The Salt Marsh in Early Autumn

Sunday, November 27, 2011

Sunday Back Up


[Part 2 of the “Nothing About Me” post will be arriving later this week; how it turns out may surprise you]

Today I’m musing over two struggles that have got my back up – a state that any reader of this blog knows is familiar territory.

During the last election, my late wife worked tirelessly for the election of President Obama. The run up to voting day came at a time when she could just barely still drive – the mammoth lumbering handicap van – and so one Fall Sunday she went by herself to Obama HQ in Boston to volunteer. But mostly she received spreadsheets of names and phone numbers on her computer. She sat in our living room day after day, calling person after person. She worked hard on every call, even when people were rude or worse. She “visited” with people, listening, asking after families – being the minister she was. I called no one, but did send a few checks that for me were unprecedented.

Mary lived long enough to be mildly disappointed in our new President, but not surprised. Now, goaded by a media with too much time on its hands, I’ve started thinking about what I’m going to do less than a year from now during the next election.

I’m not that much of a rube: I do understand that someone who meets my definition of “good politics” couldn’t get elected to the Sheepscot Board of Fashion, much less President of the USA. And that collecting the enormous sum of money required to be nominated as President, in spite of my wife’s best efforts, involves serial selling of souls. And I cannot conceive of a Republican who could divert my vote. And further still, the reduced circumstances of my retirement obviate a lavish monetary gift anyway.

So what’s the problem here?

As he does from time to time, Bill McKibbon turns my head, in his clean-cut precise way, to higher concerns. He’s been sharing his dismay at the apparent willingness of the Obama government to toss aside core promises about the protection of our world for what appears to be momentary advantage, like a guy who risks wife and family for an inconsequential fling. McKibbon’s smart posturing on the Canadian tar oil scheme has now stalled approval of the proposed pipeline that will drag terrible toxics into our country.

But now we know two things. One is that President Obama was prepared to throw a fundamental promise under the bus as casually as a used candy wrapper, until the shrieking got too loud. And second, what we’ve been granted is a postponement of the decision on this considerable environmental issue until after the election. The implication is: “Trust me.” And I think, “Trust YOU?”

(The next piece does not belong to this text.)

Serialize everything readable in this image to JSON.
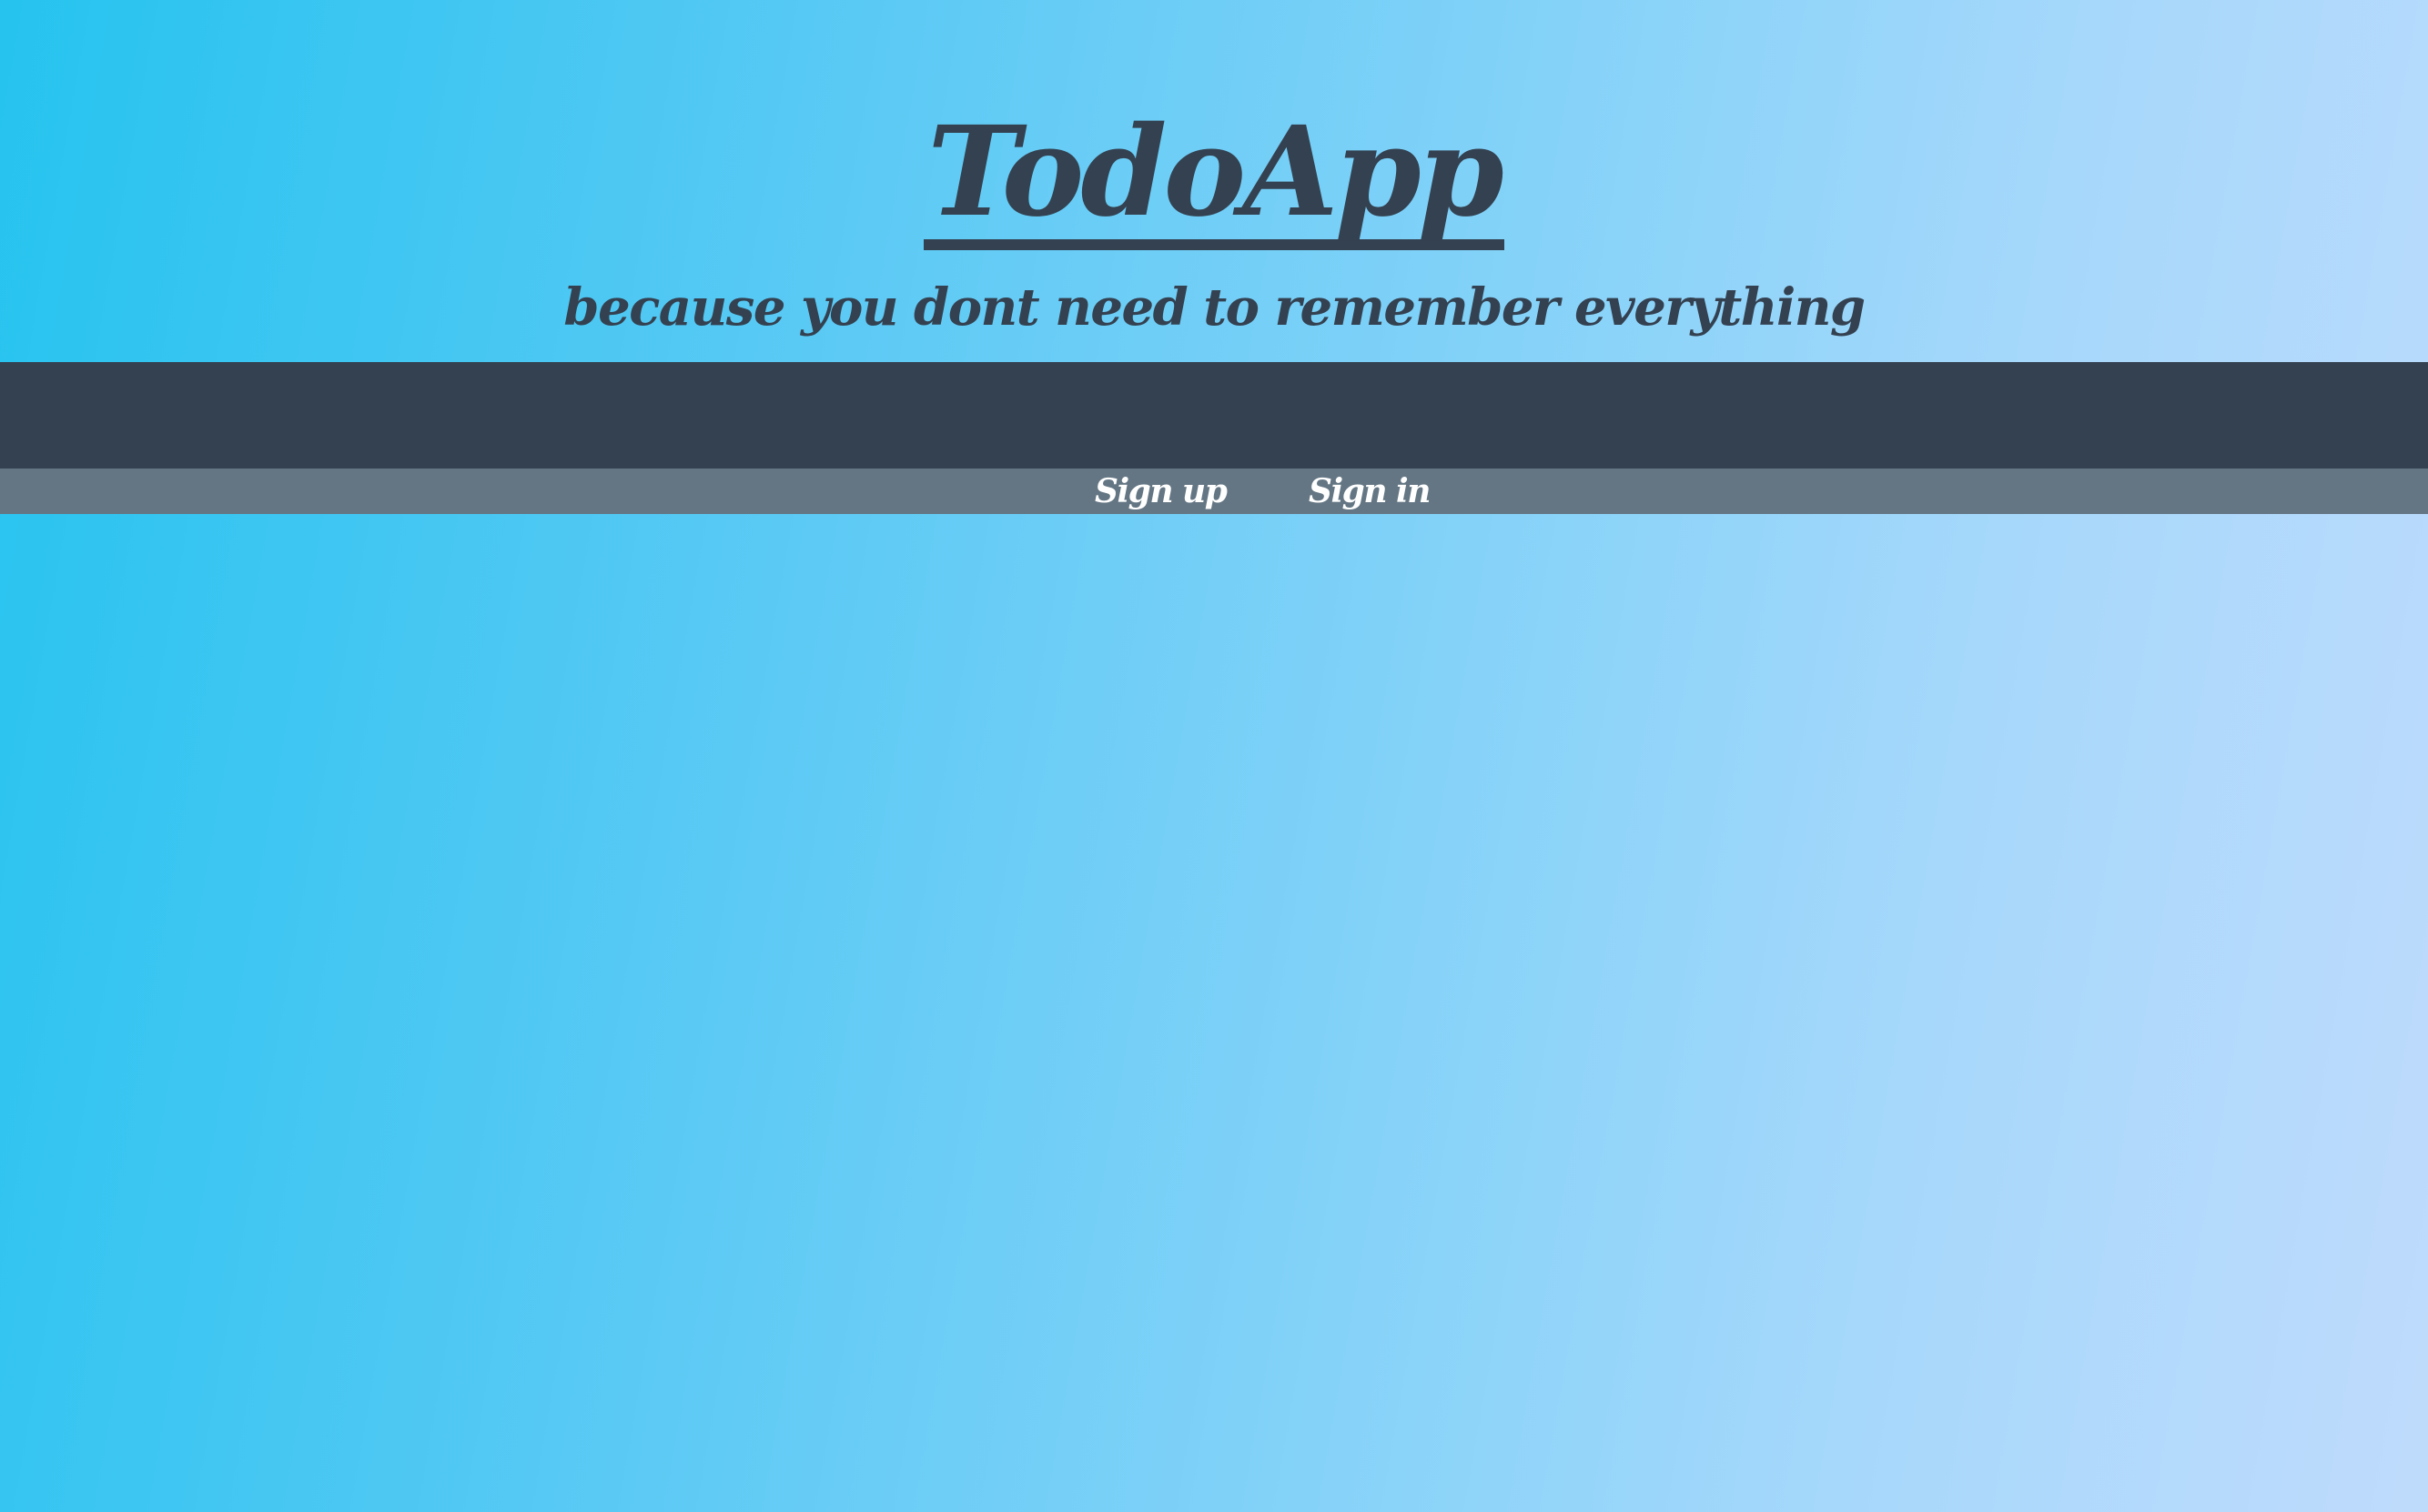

Today’s related puzzle arises from a letter sent by the insurance company from which I buy a Medicare drug supplement policy. The company says they’re raising my co-pay on one med from $45 to $95. They suggest two other drugs they’d love me to take instead – at a co-pay of $4.

My back goes right up. Who is the boss of my heath care? Is it me? Is it my doctors? No, it’s some imperious insurance company. How dare they!

Then I think, so I’m now the defender of the big pharma company that sells the $95 co-pay drug? Shouldn’t I applaud playing hardball with the avaricious medicine rats who by profession relieve suffering and cause it at the same time?

For me the answer is, to paraphrase my grandmother: cholera on both arrogant insurance companies and greedy pharmaceuticals. The answer isn’t to choose between bad choices, it’s to create solutions that serve the interests of the people who are constantly victimized by those SOBs. For me, that means supporting the creation of regional cooperatives to run our entire health care system, top to bottom. I bank at a credit union and I shop at a food cooperative – and my money and food are secure and oriented entirely to my own benefit, and the good of my community. Why not my health care?

Who will mourn the demise of self-important insurance companies if citizen-owned coops replace them? Who aside from bought-and-paid-for politicians truly desires our present insurance-pharma dominated system?

Ah, my friends, “bought-and-paid-for politicians?” This brings us back to election promises. To Mr. Obama.

(Organic) food for thought…….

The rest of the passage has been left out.